The collective body of evidence indicates that total daily protein intake for the goal of maximizing resistance training-induced gains in muscle mass and strength is approximately 1.6 g/kg, at least in non-dieting (eucaloric or hypercaloric) conditions [6]. However, 1.6 g/kg/day should not be viewed as an ironclad or universal limit beyond which protein intake will be either wasted or used for physiological demands aside from muscle growth. A recent meta-analysis on protein supplementation involving resistance trainees reported an upper 95% confidence interval (CI) of 2.2 g/kg/day [6]. Bandegan et al. [7] also showed an upper CI of 2.2 g/kg/day in a cohort of young male bodybuilders, although the method of assessment (indicator amino acid oxidation technique) used in this study has not received universal acceptance for determining optimal protein requirements. This reinforces the practical need to individualize dietary programming, and remain open to exceeding estimated averages. It is therefore a relatively simple and elegant solution to consume protein at a target intake of 0.4 g/kg/meal across a minimum of four meals in order to reach a minimum of 1.6 g/kg/day – if indeed the primary goal is to build muscle.
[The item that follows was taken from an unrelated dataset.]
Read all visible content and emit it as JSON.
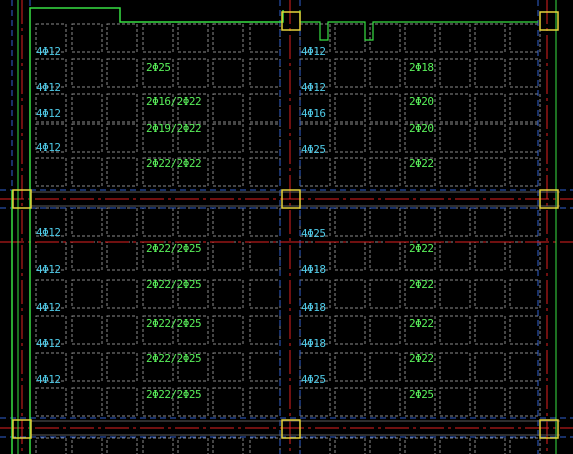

Using the upper CI daily intake of 2.2 g/kg/day over the same four meals would necessitate a maximum of 0.55 g/kg/meal. This tactic would apply what is currently known to maximize acute anabolic responses as well as chronic anabolic adaptations. While research shows that consumption of higher protein doses (> 20 g) results in greater AA oxidation [40], evidence indicates that this is not the fate for all the additional ingested AAs as some are utilized for tissue-building purposes. Further research is nevertheless needed to quantify a specific upper threshold for per-meal protein intake.